Fuat Sezgin’in 2004 yılında Türkiye Bilimler Akademisi’nde verdiği bir konferanstan altını çizdiğim satırlar (konferans metninin tamamı için tıklayın):
- Batı uygarlığı, İslâm uygarlığının değişik coğrafi ve iktisadi şartlar altında gerçekleşen devamıdır.
- Arapça kitaplar 10. yüzyıldan itibaren Bizans’ta Yunanca’ya, İspanya’da Latince’ye çevrilmeğe başlandı. Arapça kitapların İspanya’da başlayan Latince’ye tercüme işi birkaç yüzyıl hemen hemen tamamı ile rahip ve papazların elinde idi; çünkü Avrupa’da onlardan başka okuyup yazma bilen kimse yok gibiydi. Örneğin, ilk usturlap kitapçığını yazan Lupitus (10. yy.) bir papazdı. Arapça rakamları Latin dünyasına geçiren din adamı Gerbert, sonraları 999-1003 yılları arasında papa olan kişidir.

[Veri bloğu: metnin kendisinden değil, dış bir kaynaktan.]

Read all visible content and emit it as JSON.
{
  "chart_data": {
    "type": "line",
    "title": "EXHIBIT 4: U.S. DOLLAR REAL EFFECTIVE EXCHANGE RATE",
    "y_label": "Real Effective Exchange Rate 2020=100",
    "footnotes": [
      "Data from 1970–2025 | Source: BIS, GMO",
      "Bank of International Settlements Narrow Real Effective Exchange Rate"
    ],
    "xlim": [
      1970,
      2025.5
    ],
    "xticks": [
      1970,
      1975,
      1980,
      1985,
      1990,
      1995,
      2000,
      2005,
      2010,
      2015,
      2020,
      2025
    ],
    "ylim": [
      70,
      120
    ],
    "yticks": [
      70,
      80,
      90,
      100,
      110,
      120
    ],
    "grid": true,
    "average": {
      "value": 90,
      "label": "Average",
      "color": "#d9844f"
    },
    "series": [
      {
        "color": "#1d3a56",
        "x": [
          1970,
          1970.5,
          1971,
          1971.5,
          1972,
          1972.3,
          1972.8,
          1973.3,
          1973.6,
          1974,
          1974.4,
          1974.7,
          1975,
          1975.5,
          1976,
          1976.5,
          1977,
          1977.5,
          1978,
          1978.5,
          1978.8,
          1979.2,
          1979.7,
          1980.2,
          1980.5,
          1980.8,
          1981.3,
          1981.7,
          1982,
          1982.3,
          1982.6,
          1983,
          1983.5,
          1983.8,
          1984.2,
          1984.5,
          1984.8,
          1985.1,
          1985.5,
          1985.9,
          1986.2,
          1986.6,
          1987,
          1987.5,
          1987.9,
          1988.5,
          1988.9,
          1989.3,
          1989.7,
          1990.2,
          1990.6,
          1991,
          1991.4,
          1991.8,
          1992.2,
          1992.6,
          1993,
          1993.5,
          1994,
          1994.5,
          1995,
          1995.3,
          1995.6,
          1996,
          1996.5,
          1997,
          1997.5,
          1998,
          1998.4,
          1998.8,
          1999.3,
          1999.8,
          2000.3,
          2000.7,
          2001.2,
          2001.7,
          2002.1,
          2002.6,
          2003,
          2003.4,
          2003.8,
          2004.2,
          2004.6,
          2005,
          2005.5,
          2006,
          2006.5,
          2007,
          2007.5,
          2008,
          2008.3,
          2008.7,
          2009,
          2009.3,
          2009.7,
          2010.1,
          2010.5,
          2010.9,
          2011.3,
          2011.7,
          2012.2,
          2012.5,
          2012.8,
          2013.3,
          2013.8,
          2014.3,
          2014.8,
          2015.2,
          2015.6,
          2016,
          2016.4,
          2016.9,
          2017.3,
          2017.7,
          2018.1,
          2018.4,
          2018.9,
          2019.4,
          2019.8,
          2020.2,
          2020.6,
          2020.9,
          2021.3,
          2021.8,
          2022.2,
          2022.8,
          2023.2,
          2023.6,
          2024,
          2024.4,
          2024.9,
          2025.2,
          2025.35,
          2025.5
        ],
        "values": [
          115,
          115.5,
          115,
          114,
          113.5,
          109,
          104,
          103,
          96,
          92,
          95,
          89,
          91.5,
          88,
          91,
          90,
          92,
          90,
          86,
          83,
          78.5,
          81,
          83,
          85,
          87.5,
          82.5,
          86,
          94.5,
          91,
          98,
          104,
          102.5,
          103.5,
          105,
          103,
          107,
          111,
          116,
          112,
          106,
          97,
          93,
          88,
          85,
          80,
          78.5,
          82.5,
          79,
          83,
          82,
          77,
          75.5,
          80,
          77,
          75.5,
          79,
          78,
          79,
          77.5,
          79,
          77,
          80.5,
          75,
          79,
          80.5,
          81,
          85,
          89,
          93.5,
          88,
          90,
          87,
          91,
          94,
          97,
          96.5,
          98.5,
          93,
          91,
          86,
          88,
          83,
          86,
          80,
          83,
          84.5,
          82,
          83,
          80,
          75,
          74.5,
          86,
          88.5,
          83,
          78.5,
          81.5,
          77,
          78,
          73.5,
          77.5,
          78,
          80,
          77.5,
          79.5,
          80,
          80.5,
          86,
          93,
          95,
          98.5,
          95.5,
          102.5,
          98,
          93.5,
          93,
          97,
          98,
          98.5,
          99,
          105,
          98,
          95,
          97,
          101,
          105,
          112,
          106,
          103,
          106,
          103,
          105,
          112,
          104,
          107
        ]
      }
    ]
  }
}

- Avrupa kültür tarihi 13, 14 ve 15. yüzyıllarda büyük bilginler kaydeder ve onlara büyük buluşlar atfeder. Bu değerlendirmeler maalesef onların İslâm bilginleriyle olan bağları hiç göz önüne alınmadan yapılır.
- Bugüne kadar yapılan araştırmalara dayanarak şunu kesinlikle söyleyebiliriz ki, o bilginler sadece İslâm bilginlerinin dümen suyunda yüzüyorlardı; İslâm bilginlerinin seviyesine her bakımdan ulaşmış olmaktan çok uzaktılar.
- Avrupa’da bilimde küçük adımlarla yaratıcılık dönemi 16. yüzyılda başladı ve Avrupalılar İslâm dünyasını 17. yüzyıldan itibaren geçmeye başladılar.
- Avrupa’da yaklaşık 17. yüzyıla kadar kaynak anma kavramı yoktu ve çok yavaş gelişti. Ayrıca, birçok Arapça kitap tercümesi ya Avrupalı veya Yunanlı bilginlerin adı altında yüzyıllarca yayınlandı ve kullanıldı. Kaynak adı vermek alışkanlığı büyük Yunan bilginlerinde de çok zayıftı.
- Kaynakları sistemli bir şekilde verme, geçen kuşakların emeklerini anma prensibi İslâm kültür dünyasının karakteristik niteliklerinden biridir. Ne yazık ki bu gerçek bilimler tarihinde gözden kaçırılmaktadır.
- Ortaçağ Avrupası’nda tanınan en büyük matematikçinin neden bir İtalyan olduğunun sırrını artık biliyoruz. O, 13. yüzyılda yaşayan ve hayatının büyük bir kısmını Arap memleketlerinde geçiren Pizalı Leonardo’ydu.
- Ondan iki yüz yıl sonra yaşayan meşhur Leonardo da Vinci’nin şekillerini çizdiği alet, makine ve silahların İslâm dünyasından kaynaklandığını bugün biliyoruz. Bazı önemli Arapça kitapların uzun zamandan beri saklı kalmış İtalyanca tercümeleri 20. yüzyılda ortaya çıktı.
- Bütün geçmiş büyük uygarlıklarda olduğu gibi İslâm uygarlığı da politik, jeopolitik ve ekonomik koşullarla 16. yüzyıldan itibaren bir yıpranma çağı içine girdi.
- Uygarlık bayrağını taşıyacak ardılı kendisi geliştirmişti: Şimdi o uygarlığın bugünkü ve yarınki kuşakları bu ardılın başarısı önünde aşağılık ve yabancılık duygusuna düşmeden ondan hızla öğrenmek, ona ulaşmak gereksinimi ile karşı karşıya bulunuyor.